Abstract

Distributed file systems need to provide for fault tolerance. This is typically achieved with the replication of files. Existing approaches to the construction of replicated file systems sacrifice strong semantics (i.e. the guarantees the systems make to running computations when failures occur and/or files are accessed concurrently). This is done mainly for efficiency reasons. This paper puts forward a replicated file system protocol that enforces strong consistency semantics. Enforcing strong semantics allows for distributed systems to behave more like their centralized counterparts-an essential feature in order to provide the transparency that is so strived for in distributed computing systems. One characteristic of our protocol is its distributed nature. Because of it, the extra cost needed to ensure the stronger consistency is kept low (since the bottleneck problem noticed in primary-copy systems is avoided), load balancing is facilitated, clients can choose physically close servers, and the work required during failure handling and recovery is reduced.

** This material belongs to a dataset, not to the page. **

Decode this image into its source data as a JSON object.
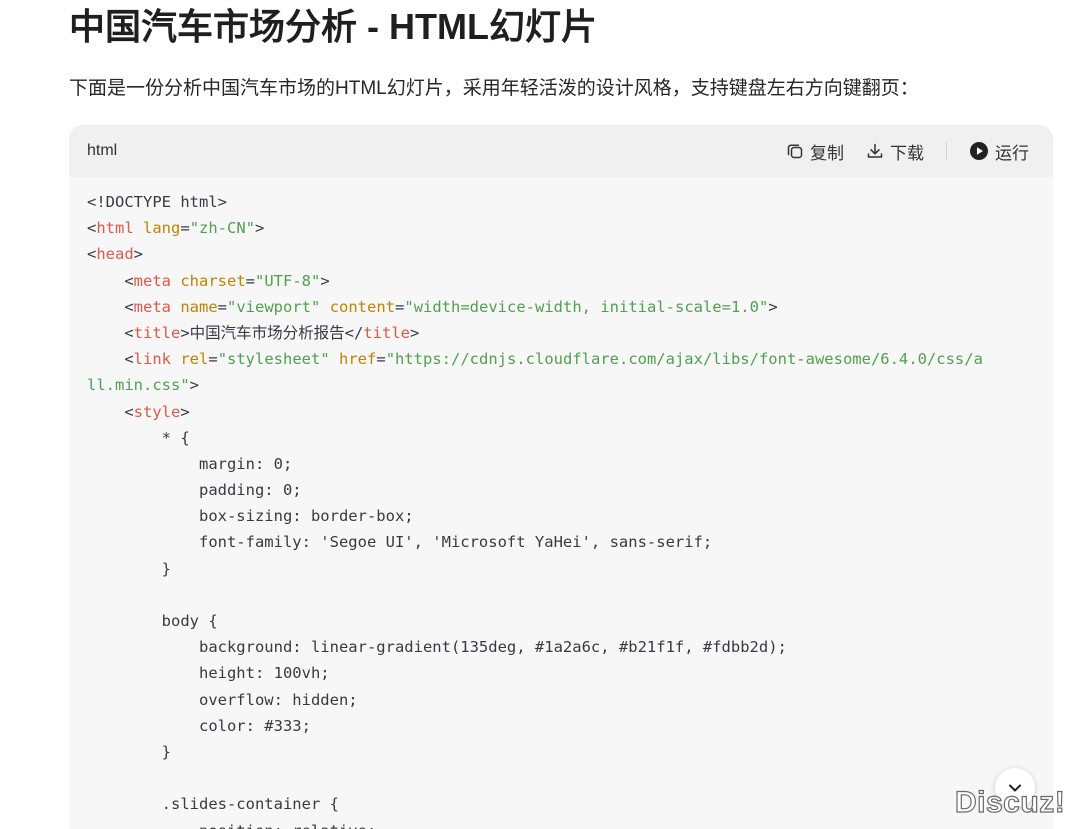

Another characteristic is that, instead of optimizing each operation type on its own, file system activity is viewed at the level of a file session and the costs of individual operations were able to be spread over the life of a file session. We have developed a prototype and compared its performance to both NFS and a nonreplicated version of the prototype that also achieves strong consistency semantics. Through these comparisons, the cost of replication and the cost of enforcing the strong consistency semantics are shown.